Obama's Long Game

To the extent that he ever believed much, if any, of his own soaring rhetoric about a transformative, post-partisan presidency during the 2008 campaign, President Obama would have to be judged a failure. Even after the election, his Inaugural Address called for “an end to the petty grievances and false promises, the recriminations and worn out dogmas that for far too long have strangled our politics.”

Was it really possible, I wondered, that Obama had mistaken the U.S. government for the Harvard Law Review, where the emollient balm of his personality persuaded rival factions to reason together? Did he actually believe that the political battles of the Clinton and Bush years could be laughed off as “the psychodrama of the Baby Boom generation,” easily transcended by an Ivy League raisonneur like him?

I’ve never thought any Chicago politician could possibly be so naïve. Rather, Obama appeared to be an opportunistic shape-shifter like most successful candidates, enacting the pose of healer to set him apart first from Hillary Clinton, then Sen. John McCain—two figures hopelessly identified with the Washington trench warfare most Americans had grown heartily sick of. A fresh face, a proverbial outsider. “Mr. Hopey-Changey,” as an embittered Clinton supporter of my acquaintance called him.

So here we are, three years down the road. President Obama’s no longer a fresh face, Washington infighting has never been fiercer, nor Republican intransigence and recriminations any more bitter. “Predictions that Obama would usher in a new era of post-partisan consensus politics,” writesThe New Yorker’s Ryan Lizza, “now seem not just naïve but delusional.”

Yet even as he’s disappointed liberals by yielding to GOP budgetary demands—extending the Bush tax cuts, and capitulating during last summer’s farcical debt limit hostage crisis—Republicans have responded by attacking him in ever more hysterical terms. Washington Post pecksniff George Will, who hosted a January 2009 dinner party introducing Obama to conservative pundits, now accuses the president of “Lenin-Socialism.”

The Post’s Charles Krauthammer reacted to Obama’s 2009 State of the Union speech by decrying “a shrunken presidency, thoroughly flummoxed by high unemployment, economic stagnation, [and] crushing debt,” yet compared him a few sentences later to Mao Tse-Tung. This for the sin of calling for “equality and fairness.” You know, like the Sermon on the Mount.

Sometimes, you wonder what these boys are smoking. Whatever else you’d call Chairman Mao, you wouldn’t call him ineffectual.

If anything, Obama’s GOP political rivals have gone even further off the deep end. Mitt Romney has this passage in his stump speech where he all but accuses the president of being a communist.

“President Obama,” Romney insists, “believes that government should create equal outcomes. In an entitlement society, everyone receives the same or similar rewards, regardless of education, effort, and willingness to take risk. That which is earned by some is redistributed to the others. And the only people who truly enjoy any real rewards are those who do the redistributing—the government.”

This when the multimillionaire Wall Street investment banker isn’t accusing hecklers of envying his wealth—rarely a successful political tactic, in my experience.

“This is nuts, Glenn Beck–level insane,” writesNew York magazine’s Jonathan Chait. “Restoring Clinton-era taxes is not a plan to equalize outcomes, or even close. It’s not even a plan to stop rising inequality. Obama’s America will continue to be the most unequal society in the advanced world—only slightly less so.”

So is it possible that driving Republicans crazy is Obama’s deepest political strategy of all? His key to re-election in 2012? In Newsweek, Andrew Sullivan argues that’s precisely the case: that having inherited an economy in near-catastrophic free-fall—losing jobs at a rate of 750,000 a month in early 2009—problems he knew couldn’t be fixed overnight, President Obama has been playing a “long game” all along.

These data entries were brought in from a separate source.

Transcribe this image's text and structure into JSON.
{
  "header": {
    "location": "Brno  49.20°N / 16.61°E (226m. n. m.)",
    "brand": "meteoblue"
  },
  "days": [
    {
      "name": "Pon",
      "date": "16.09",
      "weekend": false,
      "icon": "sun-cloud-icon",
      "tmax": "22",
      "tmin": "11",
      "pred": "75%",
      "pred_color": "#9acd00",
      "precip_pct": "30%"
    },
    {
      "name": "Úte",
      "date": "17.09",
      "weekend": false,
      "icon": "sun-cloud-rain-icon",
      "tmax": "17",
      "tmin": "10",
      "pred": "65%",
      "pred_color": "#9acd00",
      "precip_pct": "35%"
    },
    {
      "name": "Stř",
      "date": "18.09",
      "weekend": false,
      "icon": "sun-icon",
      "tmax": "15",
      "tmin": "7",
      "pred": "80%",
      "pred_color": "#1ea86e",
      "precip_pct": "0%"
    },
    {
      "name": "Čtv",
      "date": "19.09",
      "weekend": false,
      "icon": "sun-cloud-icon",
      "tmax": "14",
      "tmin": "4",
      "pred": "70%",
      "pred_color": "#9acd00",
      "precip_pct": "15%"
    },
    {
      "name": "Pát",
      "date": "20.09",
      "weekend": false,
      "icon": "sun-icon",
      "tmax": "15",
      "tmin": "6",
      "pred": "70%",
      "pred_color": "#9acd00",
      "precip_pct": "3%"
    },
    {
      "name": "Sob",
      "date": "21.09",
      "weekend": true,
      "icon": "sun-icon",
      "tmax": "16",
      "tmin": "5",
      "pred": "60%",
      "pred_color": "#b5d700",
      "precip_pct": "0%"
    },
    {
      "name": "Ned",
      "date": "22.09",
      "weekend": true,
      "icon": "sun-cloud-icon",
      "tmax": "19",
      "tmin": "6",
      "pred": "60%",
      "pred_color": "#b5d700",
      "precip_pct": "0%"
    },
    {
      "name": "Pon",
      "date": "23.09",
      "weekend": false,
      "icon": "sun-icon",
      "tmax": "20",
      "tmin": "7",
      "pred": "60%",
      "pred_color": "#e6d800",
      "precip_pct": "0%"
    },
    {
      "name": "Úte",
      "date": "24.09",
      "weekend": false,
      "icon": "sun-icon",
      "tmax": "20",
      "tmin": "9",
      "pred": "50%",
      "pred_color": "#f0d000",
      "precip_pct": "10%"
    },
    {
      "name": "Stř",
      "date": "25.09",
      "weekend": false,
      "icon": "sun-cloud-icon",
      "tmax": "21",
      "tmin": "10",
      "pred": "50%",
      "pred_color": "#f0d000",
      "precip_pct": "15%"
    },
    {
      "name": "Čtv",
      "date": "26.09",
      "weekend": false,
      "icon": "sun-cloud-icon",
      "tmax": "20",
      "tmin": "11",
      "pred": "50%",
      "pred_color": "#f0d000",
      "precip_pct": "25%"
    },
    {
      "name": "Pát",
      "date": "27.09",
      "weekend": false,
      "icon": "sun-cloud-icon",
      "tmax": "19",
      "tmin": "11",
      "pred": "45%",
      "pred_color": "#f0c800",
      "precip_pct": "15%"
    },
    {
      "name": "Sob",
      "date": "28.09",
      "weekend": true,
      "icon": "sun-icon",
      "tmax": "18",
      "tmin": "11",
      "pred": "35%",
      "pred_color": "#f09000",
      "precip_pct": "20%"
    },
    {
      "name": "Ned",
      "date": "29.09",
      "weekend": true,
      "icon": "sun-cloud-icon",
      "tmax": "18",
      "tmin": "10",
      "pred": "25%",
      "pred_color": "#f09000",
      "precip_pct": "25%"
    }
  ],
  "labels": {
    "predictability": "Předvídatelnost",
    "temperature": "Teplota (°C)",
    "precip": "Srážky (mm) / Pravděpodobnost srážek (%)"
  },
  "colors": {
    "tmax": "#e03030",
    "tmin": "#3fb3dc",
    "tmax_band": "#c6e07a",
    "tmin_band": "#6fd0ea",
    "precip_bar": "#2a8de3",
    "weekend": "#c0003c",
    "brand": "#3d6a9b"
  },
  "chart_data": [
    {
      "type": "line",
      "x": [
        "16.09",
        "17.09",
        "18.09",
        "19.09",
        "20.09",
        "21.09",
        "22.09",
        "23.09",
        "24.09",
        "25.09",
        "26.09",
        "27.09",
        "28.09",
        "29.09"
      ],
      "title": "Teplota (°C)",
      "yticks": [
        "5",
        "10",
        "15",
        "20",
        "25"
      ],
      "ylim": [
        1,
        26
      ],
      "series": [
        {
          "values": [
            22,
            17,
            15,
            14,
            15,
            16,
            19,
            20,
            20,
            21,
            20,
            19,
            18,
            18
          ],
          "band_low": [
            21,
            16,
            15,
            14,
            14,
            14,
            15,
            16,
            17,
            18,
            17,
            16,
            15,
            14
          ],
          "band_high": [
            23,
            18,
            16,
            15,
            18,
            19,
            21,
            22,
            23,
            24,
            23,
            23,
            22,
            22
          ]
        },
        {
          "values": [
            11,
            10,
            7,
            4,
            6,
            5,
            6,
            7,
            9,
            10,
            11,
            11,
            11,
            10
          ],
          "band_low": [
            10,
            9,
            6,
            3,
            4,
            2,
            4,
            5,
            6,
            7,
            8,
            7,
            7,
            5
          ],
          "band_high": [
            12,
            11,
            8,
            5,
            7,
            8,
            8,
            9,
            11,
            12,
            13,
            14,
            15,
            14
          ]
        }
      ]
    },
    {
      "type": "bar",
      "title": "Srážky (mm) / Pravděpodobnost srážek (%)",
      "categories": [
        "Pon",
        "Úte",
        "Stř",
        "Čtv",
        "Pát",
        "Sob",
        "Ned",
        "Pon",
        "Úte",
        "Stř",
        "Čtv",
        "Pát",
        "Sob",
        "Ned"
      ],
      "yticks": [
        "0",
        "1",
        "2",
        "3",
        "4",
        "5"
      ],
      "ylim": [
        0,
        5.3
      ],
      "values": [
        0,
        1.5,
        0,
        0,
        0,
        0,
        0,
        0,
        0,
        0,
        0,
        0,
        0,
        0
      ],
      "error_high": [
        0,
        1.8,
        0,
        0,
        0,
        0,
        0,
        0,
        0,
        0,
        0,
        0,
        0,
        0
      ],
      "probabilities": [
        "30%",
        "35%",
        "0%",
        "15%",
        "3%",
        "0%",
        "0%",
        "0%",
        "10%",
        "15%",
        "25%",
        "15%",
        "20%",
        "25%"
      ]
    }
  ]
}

That is, thinking in terms of eight years rather than four, and employing a Zen-like strategy that makes him appear to the untrained eye incapable of defending himself. Time and again, Sullivan tells us “the president begins by extending a hand to his opponents; when they respond by raising a fist, he demonstrates that they are the source of the problem; then, finally, he moves to his preferred position of moderate liberalism and fights for it without being effectively tarred as an ideologue or a divider.”

Fair enough. But this isn’t the genius-level strategy of a political savant; it’s how a good poker player thinks. Play the cards you’re dealt, not the ones you wish you had. One hand at a time. To anybody not hypnotized by the Hopey-Changey business, President Obama’s never been anything else: a pragmatic mainstream Democrat, more Bill Clinton than, say, Dennis Kucinich.

As for Republicans, the Bush administration’s epic failures confronted them with two options: fold or double-down on ideology.

Most simply pushed all their chips onto the table.